TRENDPOST: In fighting the COVID War, the “authorities” are making up rules and regulations as they march forward and move backward.
The CDC continues to make it up as they go along. At first, they said wearing masks were ineffective to stop the virus, but, then, after getting political pressure, they said we should wear them. (See our 3 November article, FACING THE TRUTH, PART II: MORE EVIDENCE MASKS ARE INEFFECTIVE.”)

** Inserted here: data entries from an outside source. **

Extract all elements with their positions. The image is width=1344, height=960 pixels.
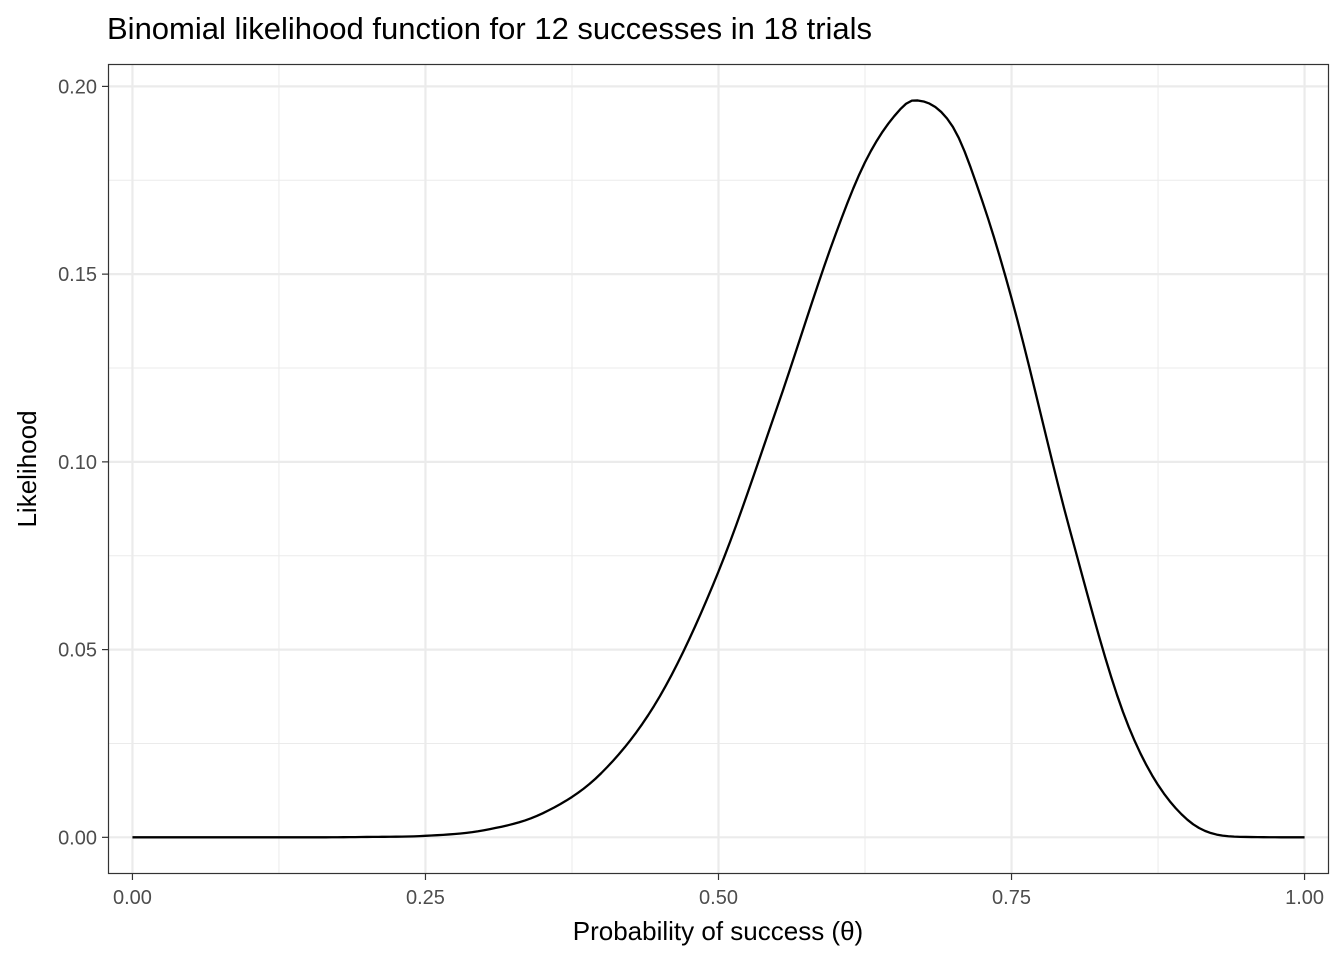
likelihood-curve <box>132 99 1305 839</box>
x-tick-label: 0.25 <box>406 887 445 909</box>
y-tick-label: 0.00 <box>58 827 97 849</box>
chart-title: Binomial likelihood function for 12 succ… <box>107 11 872 46</box>
y-tick-label: 0.10 <box>58 452 97 474</box>
y-axis-title: Likelihood <box>12 410 42 527</box>
y-tick-label: 0.05 <box>58 640 97 662</box>
x-tick-label: 0.75 <box>992 887 1031 909</box>
y-tick-label: 0.15 <box>58 264 97 286</box>
y-axis-ticks: 0.00 0.05 0.10 0.15 0.20 <box>58 76 109 849</box>
x-tick-label: 0.00 <box>113 887 152 909</box>
series-layer <box>132 99 1305 839</box>
x-tick-label: 0.50 <box>699 887 738 909</box>
x-tick-label: 1.00 <box>1285 887 1324 909</box>
x-axis-ticks: 0.00 0.25 0.50 0.75 1.00 <box>113 873 1324 909</box>
x-axis-title: Probability of success (θ) <box>573 916 863 946</box>
y-tick-label: 0.20 <box>58 76 97 98</box>
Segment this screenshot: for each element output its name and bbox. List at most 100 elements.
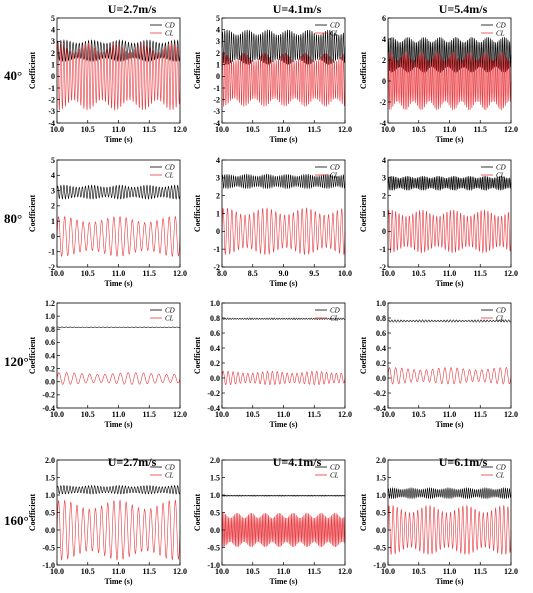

Now, after telling people they must quarantine for 14 days if they came from another nation/state/city or were exposed to someone with the virus or had caught it, on 2 December, the CDC changed their minds, stating “a 14-day quarantine can impose personal burdens that may affect physical and mental health as well as cause economic hardship that may reduce compliance.” 
Then, just eight days later, the CDC endorsed the longer, more taxing restriction: CDC continues to endorse quarantine for 14 days and recognizes that any quarantine shorter than 14 days balances reduced burden against a small possibility of spreading the virus.” 
Yet, despite the “small possibility of spreading the virus,” people’s lives and livelihoods continue to be regulated and tampered with by outside forces which have been ordained by the media and governments as the sole authorities to regulate much of humanity.